While graphene oxide was better at removing strontium, Tour said, the two types of OMC excelled at removing cesium, which he said has been the hardest element to extract from water stored at Fukushima. The OMC was also less expensive and much easier to synthesize and to use in a traditional filtration system, he said.

We know we can use graphene oxide to trap the light radioactive elements of relevance to the Fukushima cleanup, namely cesium and strontium. But in the second study, we learned we can move from graphene oxide, which remains more expensive and harder to make, to really cheap oxidized coke and related carbons to trap these elements.

James Tour, Chemist, Rice University

He stated that while other materials used for remediation of radioactive waste have to be stored with the waste they acquire, carbon offers a distinct advantage.

“Carbon that has captured the elements can be burned in a nuclear incinerator, leaving only a very small amount of radioactive ash that’s much easier to store,” Tour said.

“Just passing contaminated water through OMC filters will extract the radioactive elements and permit safe discharge to the ocean,” he said. “This could be a major advance for the cleanup effort at Fukushima.”

The two types of OMC particles – from coke-derived carbon and from shungite — appear as balls of crumpled paper, or roses with highly irregular petals. The scientists tested them by mingling the sorbents with contaminated water as well as through column filtration, a traditional process where fluid is pumped or pulled by gravity through a filter to extract contaminants.
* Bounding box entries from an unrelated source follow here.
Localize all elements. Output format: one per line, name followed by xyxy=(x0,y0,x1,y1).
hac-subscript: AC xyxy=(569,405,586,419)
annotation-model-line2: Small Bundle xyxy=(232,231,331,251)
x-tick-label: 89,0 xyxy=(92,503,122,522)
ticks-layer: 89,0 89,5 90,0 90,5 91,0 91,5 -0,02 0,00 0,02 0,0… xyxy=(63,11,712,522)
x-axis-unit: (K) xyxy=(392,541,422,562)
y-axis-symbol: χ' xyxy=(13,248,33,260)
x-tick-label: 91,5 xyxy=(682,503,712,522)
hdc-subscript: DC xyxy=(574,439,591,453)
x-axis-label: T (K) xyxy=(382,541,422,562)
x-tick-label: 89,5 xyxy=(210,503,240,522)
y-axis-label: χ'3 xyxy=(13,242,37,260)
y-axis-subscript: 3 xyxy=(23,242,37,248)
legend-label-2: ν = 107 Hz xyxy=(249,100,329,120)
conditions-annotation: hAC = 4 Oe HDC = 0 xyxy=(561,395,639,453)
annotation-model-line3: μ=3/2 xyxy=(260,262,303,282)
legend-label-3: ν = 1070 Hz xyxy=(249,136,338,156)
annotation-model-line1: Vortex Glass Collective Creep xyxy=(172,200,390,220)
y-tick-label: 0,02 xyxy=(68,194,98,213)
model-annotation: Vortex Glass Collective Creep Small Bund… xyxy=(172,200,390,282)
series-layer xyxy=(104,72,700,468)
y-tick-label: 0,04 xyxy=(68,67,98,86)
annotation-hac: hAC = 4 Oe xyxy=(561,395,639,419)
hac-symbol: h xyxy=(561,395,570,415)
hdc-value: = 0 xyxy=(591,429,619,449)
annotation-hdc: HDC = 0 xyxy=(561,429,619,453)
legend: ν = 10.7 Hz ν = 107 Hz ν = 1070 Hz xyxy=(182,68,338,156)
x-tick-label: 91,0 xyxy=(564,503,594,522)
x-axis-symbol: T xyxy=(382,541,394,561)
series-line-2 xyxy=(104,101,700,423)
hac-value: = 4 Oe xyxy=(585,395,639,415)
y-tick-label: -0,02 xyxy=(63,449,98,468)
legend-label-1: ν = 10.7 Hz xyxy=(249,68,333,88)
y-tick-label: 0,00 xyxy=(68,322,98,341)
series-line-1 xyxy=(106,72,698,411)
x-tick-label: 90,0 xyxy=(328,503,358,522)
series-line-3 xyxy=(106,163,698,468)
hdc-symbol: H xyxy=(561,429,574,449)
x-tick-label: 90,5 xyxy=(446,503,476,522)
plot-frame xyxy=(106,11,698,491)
In the experiment, the labs dispersed nonradioactive isotopes of cesium and strontium in spring water, added OMC and mixed for two hours. After separating the sorbent, they measured the particles that remained in the water.

OMC1 (from coke) proved to be best extracting both strontium and cesium from contaminated water, getting significantly better while the sorbent was increased. They reported that about 83% of cesium and 68% of strontium from 100 ml of water were removed with a maximum 800 mg of OMC1.

OMC2 (from shungite) in the similar concentrations adsorbed 70% of cesium and 47% of strontium.

The scientists were amazed to see that plain shungite particles removed almost as much cesium as its oxidized counterpart.

Interestingly, plain shungite was used by local people for water purification from ancient times. But we have increased its efficiency many times, as well as revealed the factors behind its effectiveness.

Ayrat Dimiey, Research Professor, Kazan Federal University

In column filtration tests that involved 1,400 ml of contaminated water to flow through an OMC filter in 100-ml amounts, the filter extracted about 93% of cesium and 92% of strontium in a single pass. The scientists were able to contain and separate contaminants captured in the filter material.

Co-authors of the paper are Bulat Gareev, Vadim Nekljudov, Artur Khannanov and Airat Kiiamov, all of Kazan Federal University. Tour is the T.T. and W.F. Chao Chair in Chemistry as well as a professor of computer science and of materials science and nanoengineering at Rice. The Russian Government Program of Competitive Growth of Kazan Federal University supported the research.